La norma va más allá y establece que los contratos cerrados mediante llamadas no consentidas serán nulos, una medida pensada para desactivar un modelo de captación muy extendido. Además, los consentimientos para recibir llamadas comerciales tendrán caducidad, con el fin de evitar que autorizaciones antiguas sigan usándose como excusa para contactar a los usuarios.
Atención al cliente con límites claros y personas reales
La Ley SAC introduce exigencias concretas en los servicios de atención a la clientela, con el foco puesto en reducir esperas y evitar sistemas completamente automatizados. Entre las principales obligaciones figuran:
- El 95% de las llamadas deberá atenderse en menos de tres minutos de media.
- Queda prohibida la atención exclusivamente mediante contestadores automáticos o IA si el consumidor solicita hablar con una persona.
- Las reclamaciones deberán resolverse en un máximo de 15 días, y las relacionadas con cobros indebidos, en cinco días.
La norma también refuerza el derecho a ser atendido en lenguas cooficiales por parte de grandes empresas que operen en territorios con esos idiomas.
Suscripciones bajo control: aviso antes de renovar
Otro frente clave es el de las suscripciones digitales.
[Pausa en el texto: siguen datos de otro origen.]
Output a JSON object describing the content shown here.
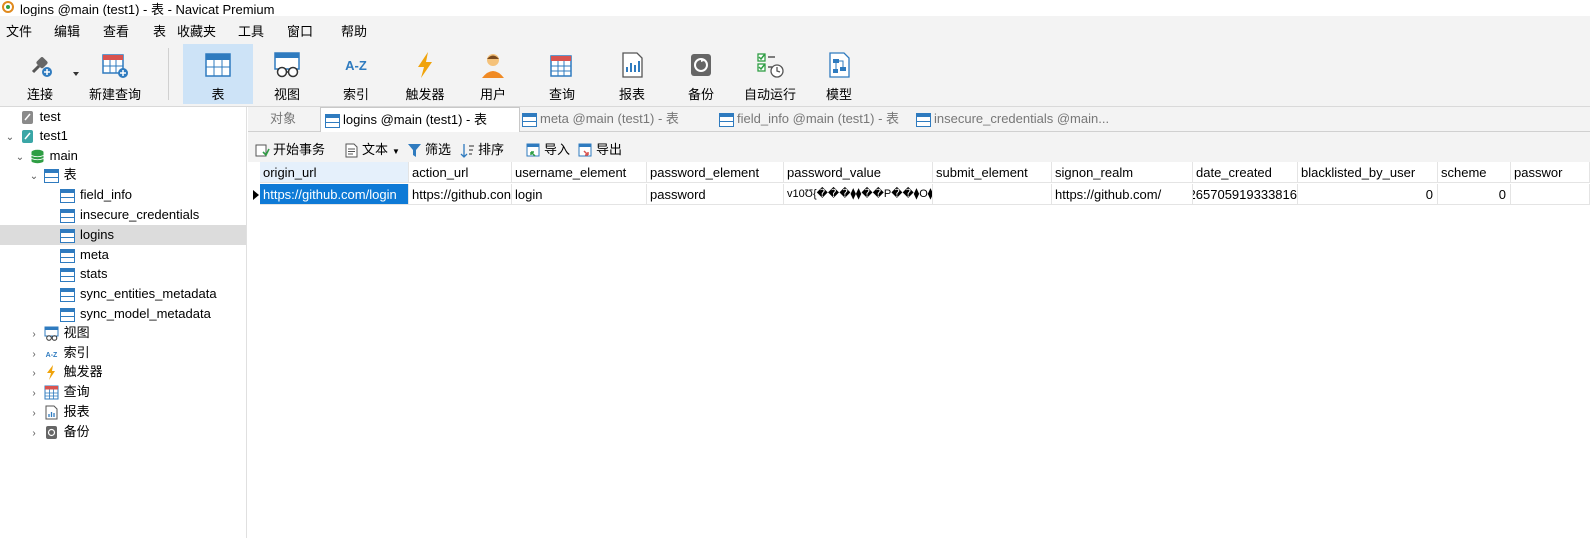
{
  "window": {
    "title": "logins @main (test1) - 表 - Navicat Premium"
  },
  "menu": [
    "文件",
    "编辑",
    "查看",
    "表",
    "收藏夹",
    "工具",
    "窗口",
    "帮助"
  ],
  "toolbar": {
    "connect": "连接",
    "new_query": "新建查询",
    "table": "表",
    "view": "视图",
    "index": "索引",
    "trigger": "触发器",
    "user": "用户",
    "query": "查询",
    "report": "报表",
    "backup": "备份",
    "automation": "自动运行",
    "model": "模型"
  },
  "tree": {
    "conn1": "test",
    "conn2": "test1",
    "db": "main",
    "tables_folder": "表",
    "tables": [
      "field_info",
      "insecure_credentials",
      "logins",
      "meta",
      "stats",
      "sync_entities_metadata",
      "sync_model_metadata"
    ],
    "views": "视图",
    "indexes": "索引",
    "triggers": "触发器",
    "queries": "查询",
    "reports": "报表",
    "backups": "备份"
  },
  "tabs": {
    "objects": "对象",
    "items": [
      "logins @main (test1) - 表",
      "meta @main (test1) - 表",
      "field_info @main (test1) - 表",
      "insecure_credentials @main..."
    ]
  },
  "subtoolbar": {
    "begin_transaction": "开始事务",
    "text": "文本",
    "filter": "筛选",
    "sort": "排序",
    "import": "导入",
    "export": "导出"
  },
  "grid": {
    "columns": [
      "origin_url",
      "action_url",
      "username_element",
      "password_element",
      "password_value",
      "submit_element",
      "signon_realm",
      "date_created",
      "blacklisted_by_user",
      "scheme",
      "passwor"
    ],
    "row": [
      "https://github.com/login",
      "https://github.con",
      "login",
      "password",
      "v10Ʊ{���⧫⧫��P��⧫O⧫��:",
      "",
      "https://github.com/",
      "265705919333816",
      "0",
      "0",
      ""
    ]
  }
}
Para evitar renovaciones “por inercia”, las empresas estarán obligadas a avisar con al menos 15 días de antelación antes de una renovación automática, facilitando de forma clara la baja si el usuario no quiere continuar.
La intención es poner fin a prácticas habituales en servicios digitales donde el cobro se produce sin que el cliente sea plenamente consciente del vencimiento del contrato.
Entradas sin sorpresas: precio final desde el inicio
La ley también ataca los gastos ocultos que aparecen al final del proceso de compra, especialmente en entradas para espectáculos y eventos. A partir de ahora, el precio final completo deberá mostrarse desde el primer momento, incluidos gastos de gestión e impuestos, evitando incrementos inesperados en el último paso del pago.
Reseñas falsas: prohibición y derecho a réplica
La Ley SAC aborda además el problema de las reseñas falsas en internet. Prohíbe su compraventa, exige que las valoraciones se publiquen dentro de un plazo razonable para garantizar que sean recientes y reconoce el derecho de las empresas a solicitar su retirada si pueden acreditar que el autor no fue cliente ni utilizó el servicio.
Lo que se cae por el camino
El texto definitivo no incluye la disposición que pretendía vetar a los influencers la publicidad de apuestas online, una medida que fue descartada durante la votación final en el Congreso.
Con la ley ya aprobada, el foco pasa ahora a la aplicación práctica de las medidas. El verdadero test será comprobar si el bloqueo de llamadas no identificadas y los nuevos estándares de atención al cliente se traducen, por fin, en una experiencia menos frustrante para millones de consumidores.